India’s growth momentum in 2022 will continue this year, thanks to higher-than-expected agricultural output and strong government spending, the OECD said. Further monetary easing in the second half of next year will help support household spending, it added. The organization also expects India’s central bank to move toward modest interest rate cuts starting in mid-2024.
In addition, the OECD report expects inflation in member countries to fall to 6.6% this year, after peaking at 9.4% in 2022. The report also predicts that the UK will experience the highest inflation among developed economies this year.
Among the countries focused on in the OECD's inflation analysis, only Argentina and Türkiye are said to have higher inflation rates.
To combat inflation and address immediate concerns for the global economy, the OECD recommends that governments take three steps: maintain restrictive monetary policy; phase out and target fiscal support; prioritize growth-supportive spending and supply-side structural reforms.
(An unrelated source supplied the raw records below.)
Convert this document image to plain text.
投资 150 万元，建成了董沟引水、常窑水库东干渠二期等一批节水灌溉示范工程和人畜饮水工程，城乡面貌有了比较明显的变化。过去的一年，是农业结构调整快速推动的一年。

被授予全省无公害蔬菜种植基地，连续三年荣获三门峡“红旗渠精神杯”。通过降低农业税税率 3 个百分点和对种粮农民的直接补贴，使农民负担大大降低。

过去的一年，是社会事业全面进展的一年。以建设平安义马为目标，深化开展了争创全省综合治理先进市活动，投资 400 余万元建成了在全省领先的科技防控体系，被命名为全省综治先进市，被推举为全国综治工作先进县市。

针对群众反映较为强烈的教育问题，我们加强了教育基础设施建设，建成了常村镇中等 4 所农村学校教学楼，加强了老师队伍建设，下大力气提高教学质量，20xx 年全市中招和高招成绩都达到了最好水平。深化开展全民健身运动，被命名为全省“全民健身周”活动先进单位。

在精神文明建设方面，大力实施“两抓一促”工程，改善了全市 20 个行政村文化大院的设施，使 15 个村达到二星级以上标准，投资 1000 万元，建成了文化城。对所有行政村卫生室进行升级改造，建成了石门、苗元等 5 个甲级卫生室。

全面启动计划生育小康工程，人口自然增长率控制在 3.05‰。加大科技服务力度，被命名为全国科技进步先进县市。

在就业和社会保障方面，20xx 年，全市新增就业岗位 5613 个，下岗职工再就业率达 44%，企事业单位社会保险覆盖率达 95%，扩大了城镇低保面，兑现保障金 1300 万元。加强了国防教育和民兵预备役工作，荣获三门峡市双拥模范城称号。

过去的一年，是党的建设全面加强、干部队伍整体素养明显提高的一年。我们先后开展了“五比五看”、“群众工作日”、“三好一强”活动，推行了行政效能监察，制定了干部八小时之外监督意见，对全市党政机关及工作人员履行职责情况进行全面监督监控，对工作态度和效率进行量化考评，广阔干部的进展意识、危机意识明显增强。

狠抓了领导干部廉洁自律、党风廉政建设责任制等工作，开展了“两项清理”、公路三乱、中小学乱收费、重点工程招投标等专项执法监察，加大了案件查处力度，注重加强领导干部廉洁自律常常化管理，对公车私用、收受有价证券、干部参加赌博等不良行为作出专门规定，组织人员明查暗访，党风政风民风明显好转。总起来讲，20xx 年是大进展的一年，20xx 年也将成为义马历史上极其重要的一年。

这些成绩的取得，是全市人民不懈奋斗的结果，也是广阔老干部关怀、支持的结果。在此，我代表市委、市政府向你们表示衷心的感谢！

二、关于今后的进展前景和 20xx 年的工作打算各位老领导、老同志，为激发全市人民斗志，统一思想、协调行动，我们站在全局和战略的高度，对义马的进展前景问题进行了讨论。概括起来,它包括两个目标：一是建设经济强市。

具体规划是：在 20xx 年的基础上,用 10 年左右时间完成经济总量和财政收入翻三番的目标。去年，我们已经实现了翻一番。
The organization noted that virtually all countries have higher budget deficits and debt levels than before the pandemic, so careful choices are needed to preserve scarce budget resources for future policy priorities and ensure debt sustainability.
Fragile recovery
The OECD warned that the global economic recovery remains fragile as central banks continue to tighten monetary policy, which could lead to financial market strains.
The OECD report highlights the main concern that new weak links could emerge in the banking sector, leading to a broader loss of confidence and sharp credit contraction, while increasing risks from liquidity imbalances and leverage in non-bank financial institutions.
While banks are generally more resilient than during the recent global financial crisis, the OECD said market confidence remains fragile, following the recent collapse of banks in the US.
In addition, high debt levels in advanced economies, following the Covid-19 pandemic and the conflict in Ukraine are also issues to note.
Most countries are struggling with higher budget deficits and public debt, with rising debt servicing burdens and spending pressures related to aging populations and climate change, said economist Lombardelli.
Last month, World Bank President David Malpass expressed similar concerns, adding that debt-to-GDP ratios in advanced economies are higher than ever.
Asia's outlook remains bright
While the global economy may slow further, Asia is expected to remain a bright spot as inflation in the region is expected to remain relatively mild, while China’s reopening is expected to boost demand in the region, the OECD said.
The OECD forecasts Japan’s GDP growth at 1.3%, supported by fiscal policy and core inflation continuing to rise to 2%. Nomura economists recently said that global financial conditions suggest that this is “Asia’s time to shine.”